Chapter 7

III

Fora little while after Norman Roberts had gone away, Elsie was bored. She received a letter from him, reproaching her for not having been downstairs on the morning of his departure, and giving her an address in Liverpool. He begged her to write to him, and the letter ended with half a dozen pen-and-ink crosses.

“That’s for you, Elsie.”

Elsie, who hated writing, collected with some difficulty a pen, ink, and a coloured picture postcard of the Houses of Parliament.
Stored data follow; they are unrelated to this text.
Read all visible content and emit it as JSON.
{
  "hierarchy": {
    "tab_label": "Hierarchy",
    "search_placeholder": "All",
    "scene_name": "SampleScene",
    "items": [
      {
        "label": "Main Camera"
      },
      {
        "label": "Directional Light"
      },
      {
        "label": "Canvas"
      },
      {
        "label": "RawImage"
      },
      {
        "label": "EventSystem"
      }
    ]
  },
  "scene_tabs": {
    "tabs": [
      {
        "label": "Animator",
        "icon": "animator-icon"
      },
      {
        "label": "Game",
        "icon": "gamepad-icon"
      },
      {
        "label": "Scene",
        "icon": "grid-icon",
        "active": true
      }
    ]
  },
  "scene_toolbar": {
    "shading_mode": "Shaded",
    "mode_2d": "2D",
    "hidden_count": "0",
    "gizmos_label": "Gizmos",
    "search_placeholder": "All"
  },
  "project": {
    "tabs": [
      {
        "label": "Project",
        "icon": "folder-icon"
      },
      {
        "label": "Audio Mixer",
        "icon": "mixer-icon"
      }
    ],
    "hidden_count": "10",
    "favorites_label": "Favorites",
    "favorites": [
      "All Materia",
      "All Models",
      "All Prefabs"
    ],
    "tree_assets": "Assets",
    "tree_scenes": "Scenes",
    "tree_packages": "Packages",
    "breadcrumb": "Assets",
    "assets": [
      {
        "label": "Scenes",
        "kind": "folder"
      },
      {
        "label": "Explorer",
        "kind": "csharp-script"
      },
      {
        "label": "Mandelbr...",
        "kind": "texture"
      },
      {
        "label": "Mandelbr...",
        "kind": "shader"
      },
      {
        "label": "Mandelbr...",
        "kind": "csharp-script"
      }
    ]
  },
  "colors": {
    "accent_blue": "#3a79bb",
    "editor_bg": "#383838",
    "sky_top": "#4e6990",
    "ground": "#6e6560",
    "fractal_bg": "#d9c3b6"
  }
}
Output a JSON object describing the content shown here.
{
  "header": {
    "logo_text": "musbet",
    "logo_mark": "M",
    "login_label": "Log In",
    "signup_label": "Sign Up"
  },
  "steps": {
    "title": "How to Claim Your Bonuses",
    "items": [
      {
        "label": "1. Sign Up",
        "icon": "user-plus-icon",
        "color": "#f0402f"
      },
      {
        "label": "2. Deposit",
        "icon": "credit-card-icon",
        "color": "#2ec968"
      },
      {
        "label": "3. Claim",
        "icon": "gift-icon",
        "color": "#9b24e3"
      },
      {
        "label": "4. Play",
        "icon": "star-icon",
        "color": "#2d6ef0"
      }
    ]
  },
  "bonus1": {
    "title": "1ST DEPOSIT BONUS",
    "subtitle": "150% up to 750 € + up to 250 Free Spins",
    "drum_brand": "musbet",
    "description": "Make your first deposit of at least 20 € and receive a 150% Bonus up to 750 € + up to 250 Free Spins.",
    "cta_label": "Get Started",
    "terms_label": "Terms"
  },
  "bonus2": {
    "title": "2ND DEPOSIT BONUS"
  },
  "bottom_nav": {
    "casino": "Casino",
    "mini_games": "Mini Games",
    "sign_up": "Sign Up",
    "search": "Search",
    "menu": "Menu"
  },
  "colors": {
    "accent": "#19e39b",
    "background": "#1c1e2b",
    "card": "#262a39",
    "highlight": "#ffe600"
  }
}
“Thanks for yours ever so much,” she wrote. “I expect you’re having a fine old time in Liverpool. All here send kind remembrances.”

Then, because she could not think what else to put, she filled in the remaining space on the card with two large crosses. “From your’s sincerely, Elsie.”

Roberts, after an interval, wrote once more, and this letter Elsie did not answer at all. She was out nearly every evening, walking, or lounging round the nearest public park, with Irene Tidmarsh, Johnnie and Arthur Osborne, and Stanley Begg.

Arthur Osborne was nominally Irene’s “friend,” but he, as well as Johnnie and Stanley, always wanted to walk with Elsie, or to sit next her at the cinema, and their preference elated her, although the eldest of the three, Arthur, was only twenty, and not one of them was earning more than from fifteen to twenty shillings a week.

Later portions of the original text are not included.